Bermudez brings 'Young Marines' program to Woonsocket

Bermudez brings 'Young Marines' program to Woonsocket

WOONSOCKET - Members of the US Marine Corps are known for their drive, dedication and self-discipline, and they have plenty of knowledge to share - even with an 8-year-old.

A new youth education program known as the Young Marines has arrived in Woonsocket and local kids now have the chance to learn military values and skills from those who have been through the real deal, some former marines.

"Kids need some type of role model - someone to guide them in the right direction," said Edward Bermudez, a former marine who serves as the "unit commander" for the Woonsocket division, headquartered at the CYO Center at 122 Clinton St.

The program aims to improve the mental, moral and physical development of its members, focusing on character building, leadership, and a healthy, drug-free lifestyle. It also aims to teach the inner values of honor, courage and commitment.

"I believe strongly in this program because it teaches kids to take responsibility for themselves, to respect adults, and to respect the country they live in," Bermudez said.

Boys and girls ages 8 through the completion of high school are eligible to sign up, and the only membership requirement is that the child be in good standing with school. The first unit of the organization was started in 1958 with a handful of boys. The international program has since grown to include 240 units with 10,000 youth and 3,000 adult volunteers in 46 states, the District of Columbia, Germany and Japan, with affiliates in a host of other countries.

Each unit has at least one marine - former, retired, reserve or active duty. Instructors are generally motivated to volunteer because they believe passionately that the values they learned as marines had a positive effect on them, and Bermudez is no exception.

Raised in the Lower East Side in the New York City borough of Manhattan, Bermudez was one of 16 children in a tough neighborhood.

"Drugs were running rampant back then," he said.

"As we got older, we left home. That's the way it worked. If I had stayed in the area I would have ended up dead or on drugs."

At 17 and a half, he joined the Marine Corps, and it changed the course of his life. He went on to a career as a firefighter in Chelsea, Mass., and started his first unit of the Young Marines there.

"It's a small city and the kids didn't have anything constructive to do," he said.

A decade later, Bermudez retired and moved to Woonsocket. He opened the "River Falls" division on Clinton Street in May and has already signed up three members: two girls, ages 11 and 9 and one boy, age 13. In August, he'll hold the unit's first registration drive.

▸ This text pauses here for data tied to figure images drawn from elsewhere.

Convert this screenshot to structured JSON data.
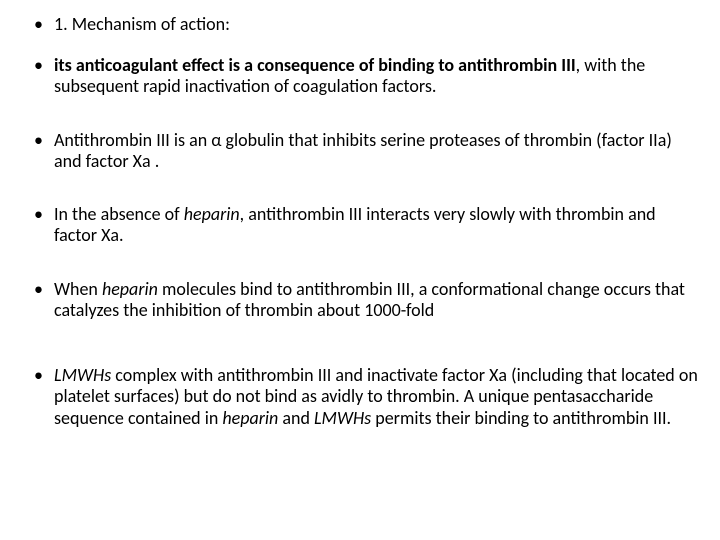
{
  "bullets": {
    "b1": {
      "t1": "1. Mechanism of action:"
    },
    "b2": {
      "lead": " ",
      "bold": "its anticoagulant effect is a consequence of binding to antithrombin III",
      "tail1": ", with the subsequent rapid inactivation of coagulation factors."
    },
    "b3": {
      "t1": "Antithrombin III is an α globulin that inhibits serine proteases of thrombin (factor IIa) and factor Xa ."
    },
    "b4": {
      "t1": "In the absence of ",
      "i1": "heparin",
      "t2": ", antithrombin III interacts very slowly with thrombin and factor Xa."
    },
    "b5": {
      "t1": " When ",
      "i1": "heparin",
      "t2": " molecules bind to antithrombin III, a conformational change occurs that catalyzes the inhibition of thrombin about 1000-fold"
    },
    "b6": {
      "i1": "LMWHs",
      "t1": " complex with antithrombin III and inactivate factor Xa (including that located on platelet surfaces) but do not bind as avidly to thrombin. A unique pentasaccharide sequence contained in ",
      "i2": "heparin",
      "t2": " and ",
      "i3": "LMWHs",
      "t3": " permits their binding to antithrombin III."
    }
  }
}
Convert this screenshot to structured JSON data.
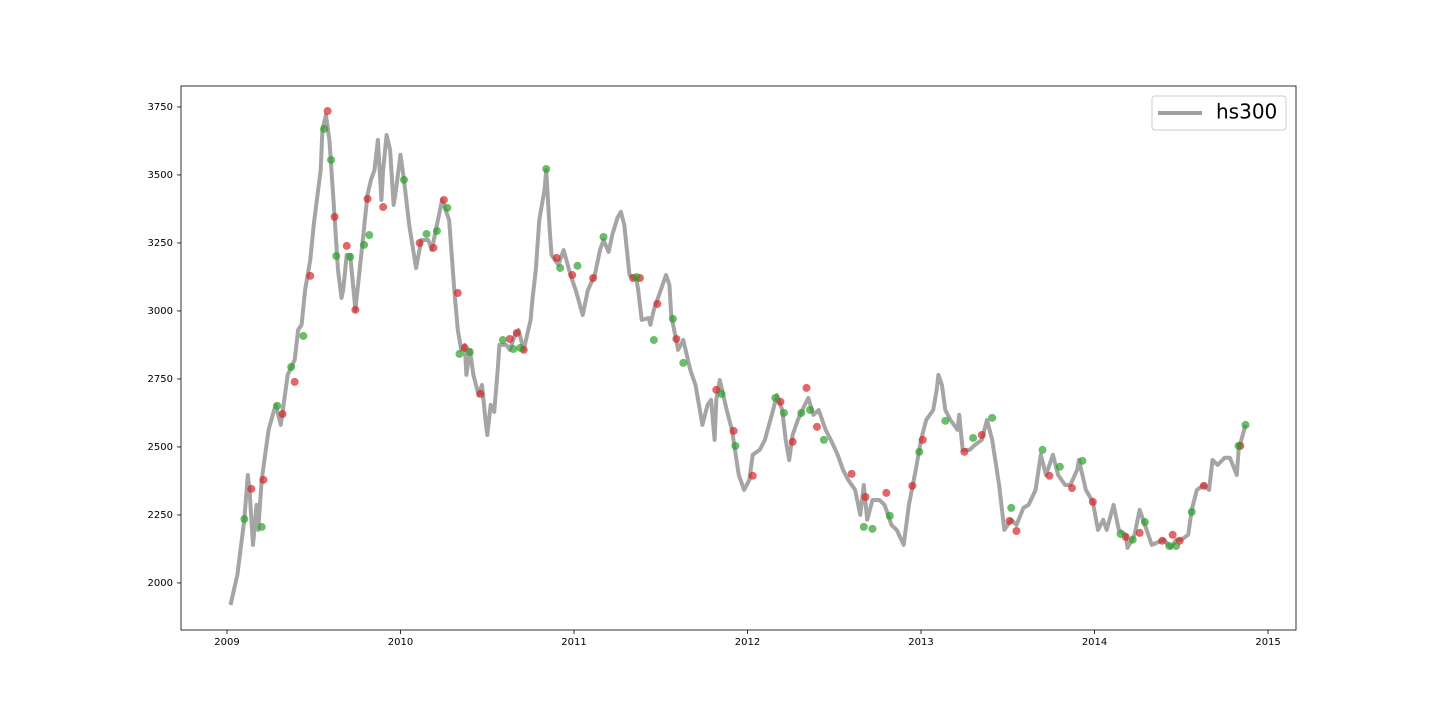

Upon joining, members are expected to take part in "Boot Camp," a 26-hour orientation program spread out over several weeks, where they learn about history, customs, drills physical fitness and military rank order. After graduating from Young Marine "Boot Camp", the kids hold drills and can earn rank. They wear the Young Marine uniform and work toward ribbon awards for achievements in areas like leadership, community service, swimming, academic excellence, first aid and drug resistance education.

During the summer months, Young Marines can attend National programs for leadership courses, adventures, challenges and encampments. Older kids in the program can learn things like survival skills and wilderness training.

"It's about both having fun and learning," said Bermudez.

Currently, Bermudez is running the program with the help of his wife, daughter-in-law, and one other former military soldier who drives in from New Hampshire. He said the program is always in need of volunteers. All adult volunteers for the program are individually screened by the National Headquarters.

To register, kids must pay a $30 registration fee and $10 a month for membership. The Young Marines uniform, Bermudez said, costs around $100. All of the costs go toward supporting the Young Marines on-going activities. Applications will be accepted on Aug. 28 from 6 to 8:30 p.m. at the CYO Center.

For Bermudez, it's all about improving the community he lives in.

"Hopefully we can help some kids to see the light at the end of the tunnel, to graduate, and become good citizens."